Wsiadasz do samolotu. Może pociągu. A może samochodu czy autobusu. W każdym razie, cokolwiek wybierzesz – właśnie ruszasz do nowego miejsca. Czujesz ekscytację, zapach czegoś, czego jeszcze nie udało ci się doświadczyć. Coś ma się rozpocząć. Żegnasz dotychczasowe miejsce, może dom, pracę, wszystkich wokół. I niezależnie czy ruszasz na trzy dni, czy na kilka miesięcy – podróż zmienia.
Co przynosi w darze podróżowanie?
Świat dzieli się na tych, którzy kochają podróże i na tych, którzy nie znoszą opuszczać swojego domu. Z moich obserwacji wynika, że tych drugich osób jest znacznie mniej. Zazwyczaj wycieczki, czy podróże, kojarzą nam się z przyjemnością i odpoczynkiem. I nawet te trwające chwilę – potrafią dać nam coś niesamowicie cennego.
Co więc w darze przynosi podróżowanie? Przede wszystkim świeżość nowego. To niezwykle ważne, zwłaszcza jeżeli w naszym życiu mamy do czynienia z tak zwaną rutyną. Te same obowiązki każdego dnia, te same kłótnie dzieci, zmęczenie od poniedziałku do piątku.

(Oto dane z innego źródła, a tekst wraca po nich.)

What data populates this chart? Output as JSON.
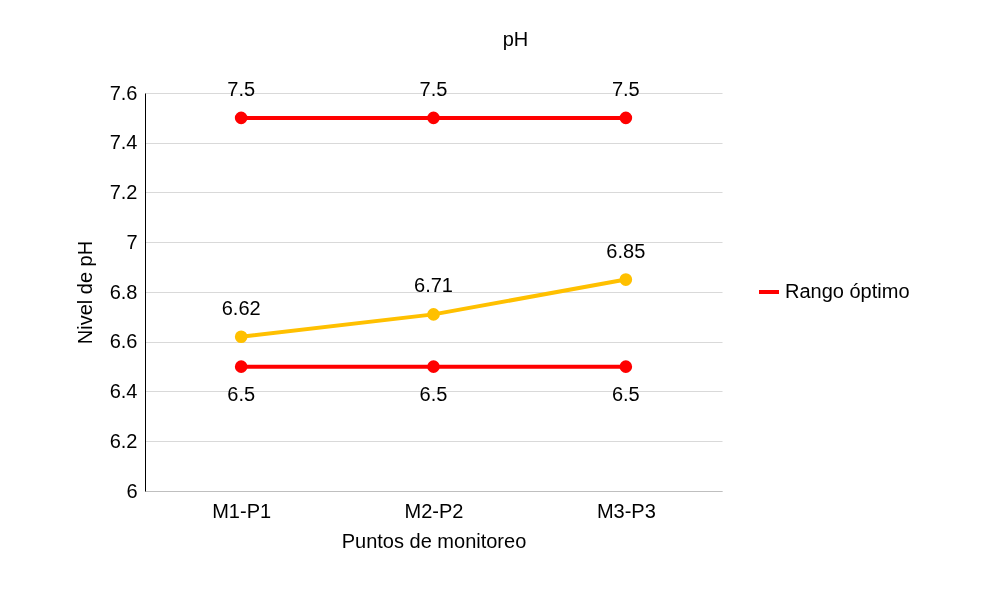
{
  "chart_data": {
    "type": "line",
    "title": "pH",
    "xlabel": "Puntos de monitoreo",
    "ylabel": "Nivel de pH",
    "categories": [
      "M1-P1",
      "M2-P2",
      "M3-P3"
    ],
    "series": [
      {
        "name": "Rango óptimo",
        "color": "#ff0000",
        "values": [
          7.5,
          7.5,
          7.5
        ]
      },
      {
        "color": "#ffc000",
        "values": [
          6.62,
          6.71,
          6.85
        ]
      },
      {
        "color": "#ff0000",
        "values": [
          6.5,
          6.5,
          6.5
        ]
      }
    ],
    "ylim": [
      6,
      7.6
    ],
    "yticks": [
      6,
      6.2,
      6.4,
      6.6,
      6.8,
      7,
      7.2,
      7.4,
      7.6
    ],
    "grid": "y",
    "legend": "right",
    "marker": "circle",
    "line_style": "solid",
    "data_labels": true
  }
}
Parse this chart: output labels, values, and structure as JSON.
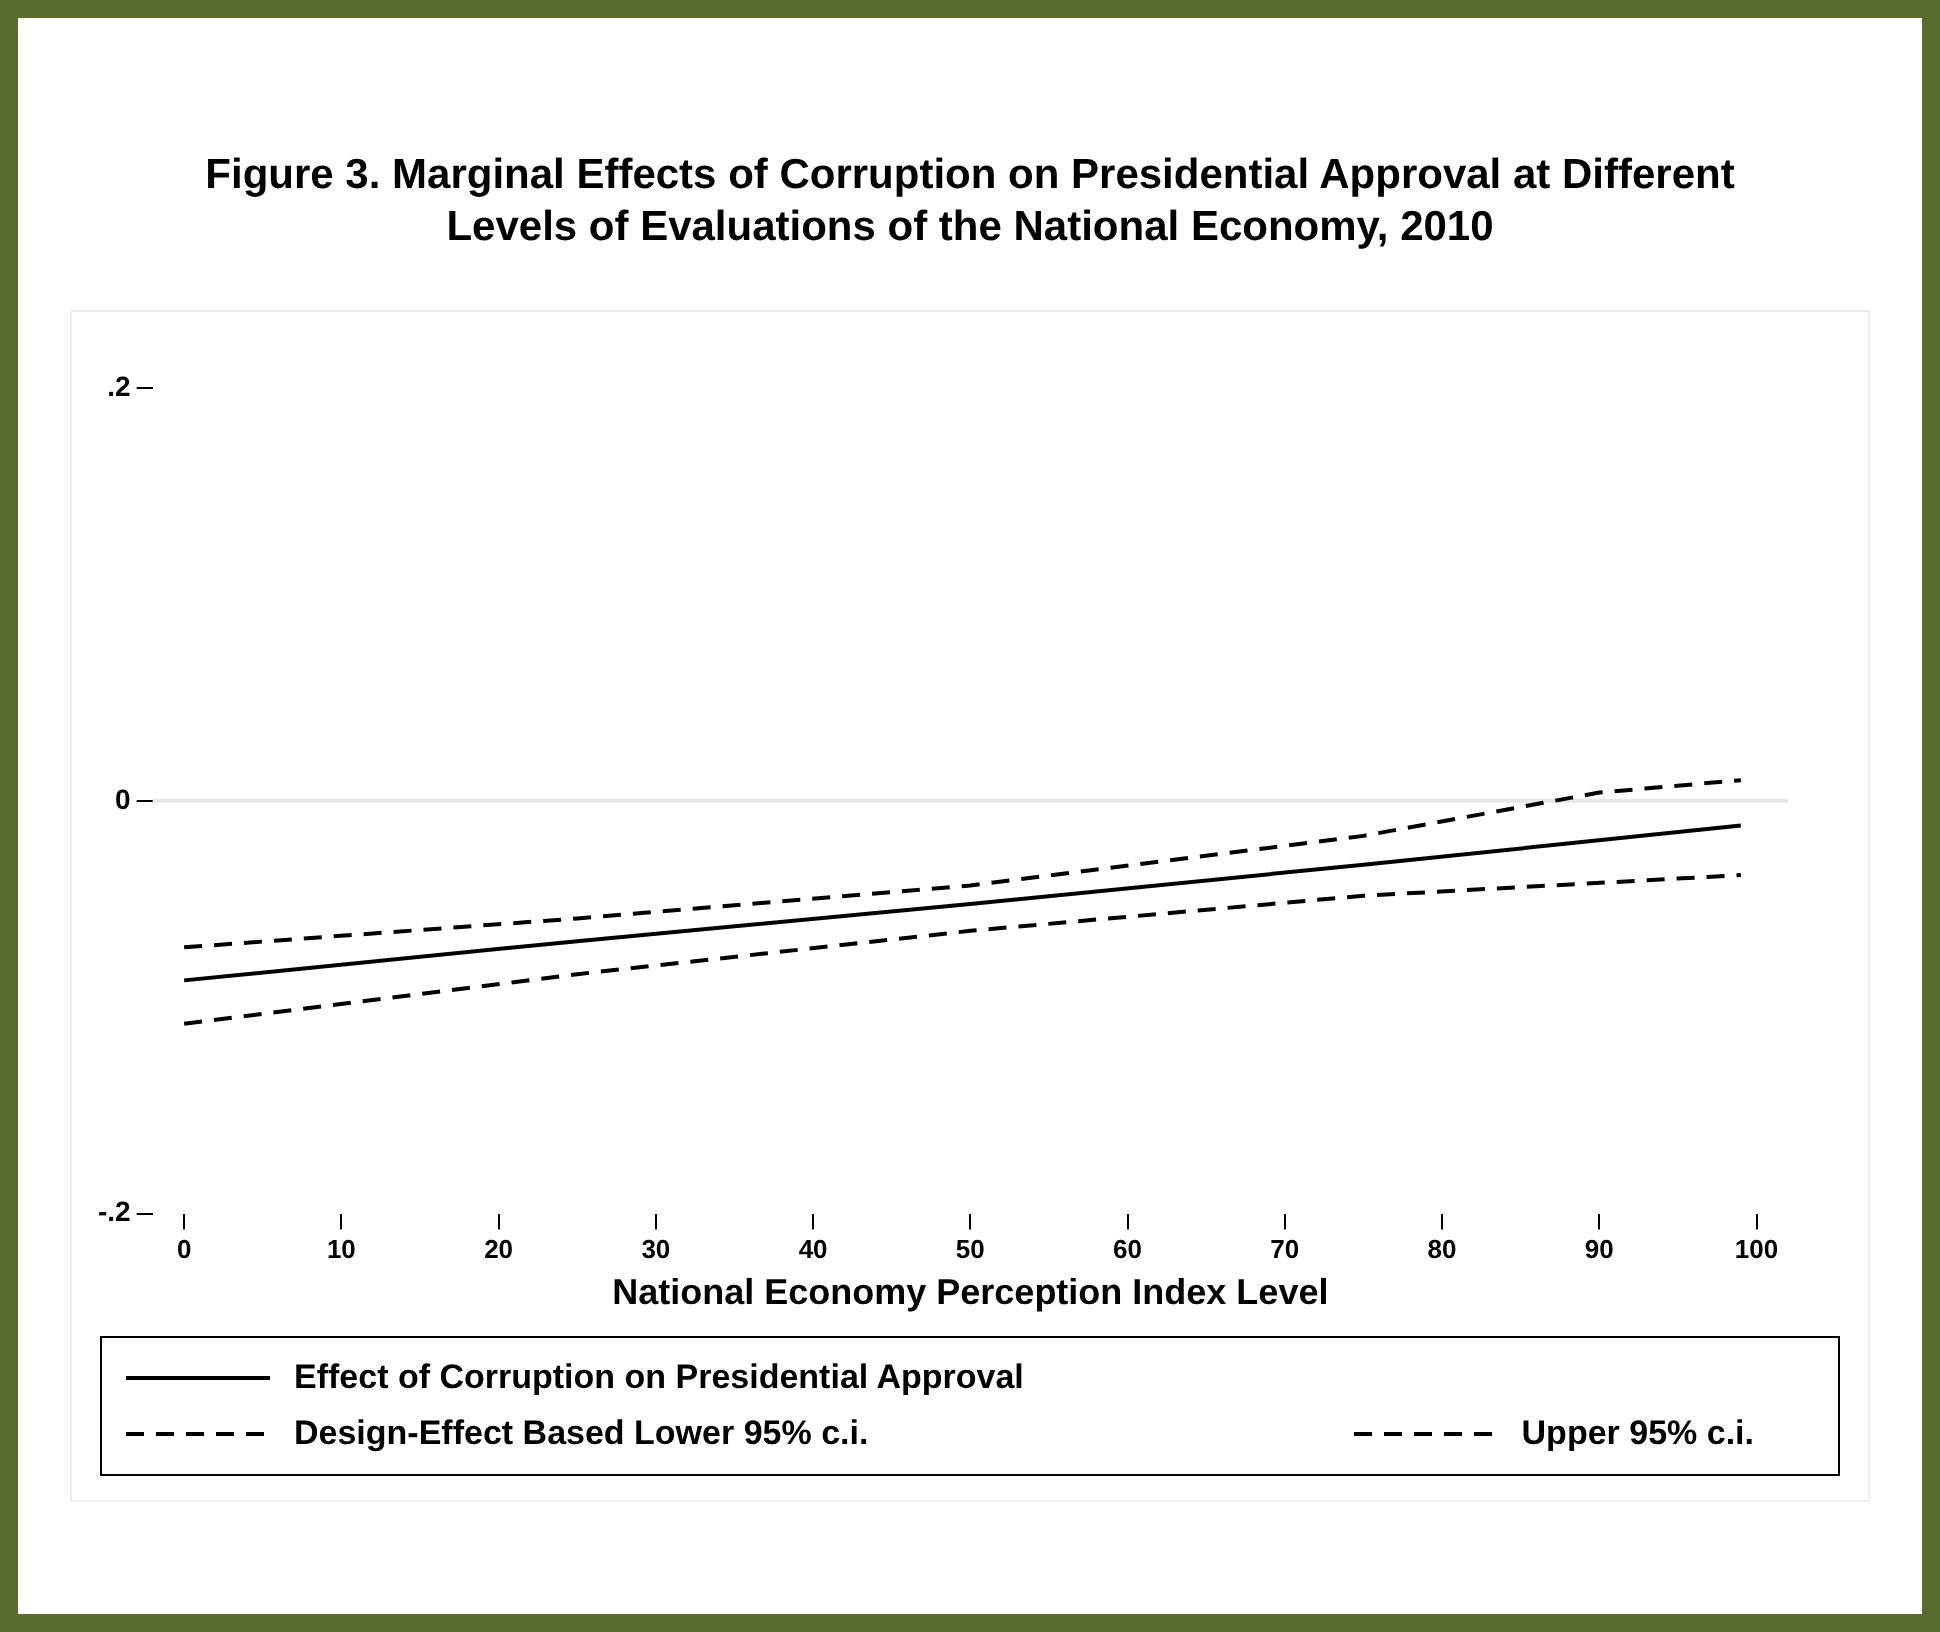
{
  "chart_data": {
    "type": "line",
    "title": "Figure 3. Marginal Effects of Corruption on Presidential Approval at Different Levels of Evaluations of the National Economy, 2010",
    "xlabel": "National Economy Perception Index Level",
    "series": [
      {
        "name": "Effect of Corruption on Presidential Approval",
        "color": "#000000",
        "line_style": "solid",
        "x": [
          0,
          25,
          50,
          75,
          99
        ],
        "values": [
          -0.087,
          -0.068,
          -0.05,
          -0.031,
          -0.012
        ]
      },
      {
        "name": "Design-Effect Based Lower 95% c.i.",
        "color": "#000000",
        "line_style": "dashed",
        "x": [
          0,
          25,
          50,
          75,
          99
        ],
        "values": [
          -0.108,
          -0.084,
          -0.063,
          -0.046,
          -0.036
        ]
      },
      {
        "name": "Upper 95% c.i.",
        "color": "#000000",
        "line_style": "dashed",
        "x": [
          0,
          25,
          50,
          75,
          90,
          99
        ],
        "values": [
          -0.071,
          -0.057,
          -0.041,
          -0.017,
          0.004,
          0.01
        ]
      }
    ],
    "xlim": [
      -2,
      102
    ],
    "xticks": [
      0,
      10,
      20,
      30,
      40,
      50,
      60,
      70,
      80,
      90,
      100
    ],
    "ylim": [
      -0.2,
      0.2
    ],
    "yticks": [
      {
        "value": -0.2,
        "label": "-.2"
      },
      {
        "value": 0,
        "label": "0"
      },
      {
        "value": 0.2,
        "label": ".2"
      }
    ],
    "ref_lines": [
      {
        "axis": "y",
        "value": 0,
        "color": "#e6e6e6"
      }
    ],
    "grid": false,
    "legend": "bottom",
    "marker": "none"
  }
}
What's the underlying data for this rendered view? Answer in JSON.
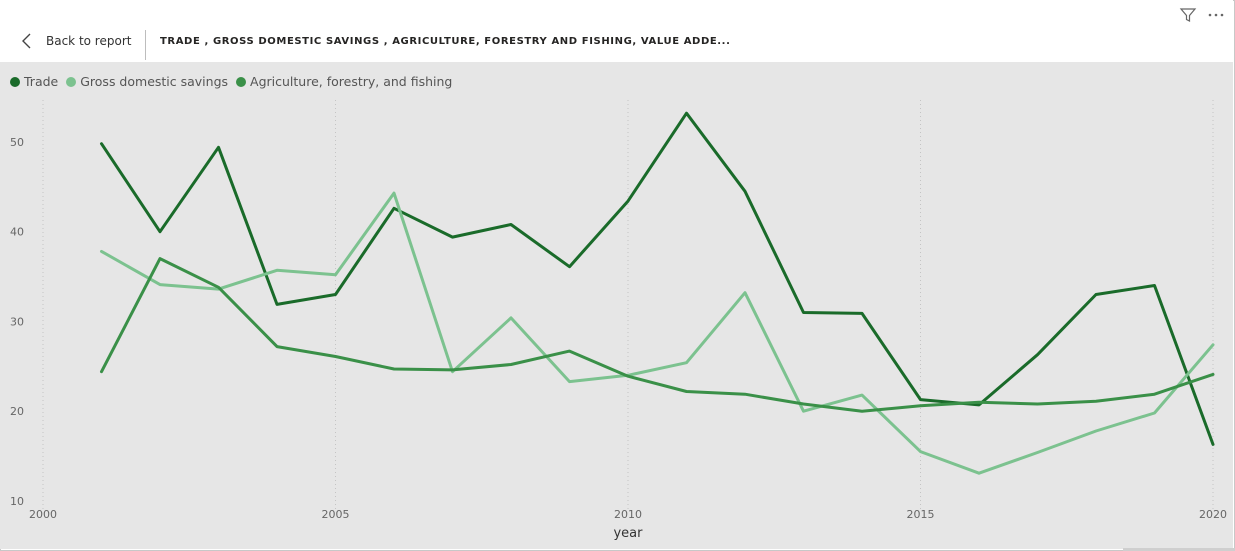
{
  "header": {
    "back_label": "Back to report",
    "title": "TRADE , GROSS DOMESTIC SAVINGS , AGRICULTURE, FORESTRY AND FISHING, VALUE ADDE..."
  },
  "icons": {
    "filter": "filter-icon",
    "more": "more-options-icon",
    "back": "chevron-left-icon"
  },
  "colors": {
    "background": "#e6e6e6",
    "trade": "#1a6b2a",
    "savings": "#7cc28f",
    "agriculture": "#3a9048"
  },
  "chart_data": {
    "type": "line",
    "x": [
      2001,
      2002,
      2003,
      2004,
      2005,
      2006,
      2007,
      2008,
      2009,
      2010,
      2011,
      2012,
      2013,
      2014,
      2015,
      2016,
      2017,
      2018,
      2019,
      2020
    ],
    "series": [
      {
        "name": "Trade",
        "color": "#1a6b2a",
        "values": [
          49.8,
          40.0,
          49.4,
          31.9,
          33.0,
          42.6,
          39.4,
          40.8,
          36.1,
          43.4,
          53.2,
          44.5,
          31.0,
          30.9,
          21.3,
          20.7,
          26.3,
          33.0,
          34.0,
          16.3
        ]
      },
      {
        "name": "Gross domestic savings",
        "color": "#7cc28f",
        "values": [
          37.8,
          34.1,
          33.6,
          35.7,
          35.2,
          44.3,
          24.4,
          30.4,
          23.3,
          24.0,
          25.4,
          33.2,
          20.0,
          21.8,
          15.5,
          13.1,
          15.4,
          17.8,
          19.8,
          27.4
        ]
      },
      {
        "name": "Agriculture, forestry, and fishing",
        "color": "#3a9048",
        "values": [
          24.4,
          37.0,
          33.8,
          27.2,
          26.1,
          24.7,
          24.6,
          25.2,
          26.7,
          23.9,
          22.2,
          21.9,
          20.8,
          20.0,
          20.6,
          21.0,
          20.8,
          21.1,
          21.9,
          24.1
        ]
      }
    ],
    "xlim": [
      2000,
      2020
    ],
    "ylim": [
      10,
      55
    ],
    "xticks": [
      2000,
      2005,
      2010,
      2015,
      2020
    ],
    "xtick_labels": [
      "2000",
      "2005",
      "2010",
      "2015",
      "2020"
    ],
    "yticks": [
      10,
      20,
      30,
      40,
      50
    ],
    "ytick_labels": [
      "10",
      "20",
      "30",
      "40",
      "50"
    ],
    "xlabel": "year",
    "ylabel": "",
    "title": "",
    "grid": "vertical dotted",
    "legend": "top-left"
  }
}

A może i pewnego rodzaju zagubienie w rzeczywistości, która od nas tyle wymaga. Wtedy zaplanowanie podróży może całkowicie zmienić energię.
Taka podróż, która będzie się nam kojarzyć z radością, będzie nas ekscytować i w której zadbamy o nasz komfort i to, co lubimy (niezależnie od tego, czy będzie to hotel z basenem, czy może zamieszkanie wśród zupełnie odmiennej społeczności) – dodaje energii. Już sama myśl o tym będzie nas wspierać w codzienności. Jednakże ważne, by taka wyprawa była dopasowana do nas samych. Do tego, co rzeczywiście lubimy i czego naprawdę chcemy doświadczyć.
Podróż to też nieustanna nauka. O nas samych, o świecie, o innych kulturach. To powrót do stanu umysłu, w którym „wiem, że nic nie wiem”. Dzięki temu, paradoksalnie, mogę dowiedzieć się najwięcej. Ważne jest jednak, by rzeczywiście sobie na to pozwolić. Na niewiedzę, zaskoczenie, inne podejście do pracy, czasu, związków. Inny świat. Dzięki temu nabierzemy pokory, a być może i znajdziemy w tym własne skarby, które będziemy chcieli przenieść do codzienności.
Jak rozpocząć podróżowanie?
Nie bójmy się planować wypadów z dużym wyprzedzeniem. Nie zapominając jednocześnie o nadchodzącym weekendzie. Ważne, by najpierw zobaczyć, bez oceniania i krytyki, czego naprawdę chcę. Jeśli pragniemy wybrać się do Afryki, to choć może to nie udać się w tym roku, to może warto zaplanować taki wypad na półtora roku do przodu, z wyprzedzeniem zapowiedzieć urlop i odkładać pieniądze? A jednocześnie chociaż raz w miesiącu wyjechać gdzieś na weekend.
Obecnie wiele linii lotniczych proponuje naprawdę tanie bilety do przeróżnych miast europejskich i ciekawych zakątków na świecie. Warto pobawić się w poszukiwania i przełamać schemat myślowy, który bardzo wiele osób pielęgnuje w swojej głowie: „podróżowanie jest drogie”. Otóż potrafi być ekstremalnie tanie i dodatkowo może stanowić jednodniowy wypad do sąsiedniego państwa. Bo nie ważne gdzie się udajemy, ale czego szukamy.
Podróże pomagają na powrót odnaleźć nas samych. Radość z życia. Poczucie ciekawości i świeżości. Dystansują nas nieco od tego, co mamy na co dzień i pozwalają odetchnąć. A czasem, dzięki nim, musimy zmierzyć się z czymś trudnym w nas samych, co pozwala nam urosnąć. I być może pozmieniać w życiu to, co już nam nie służy.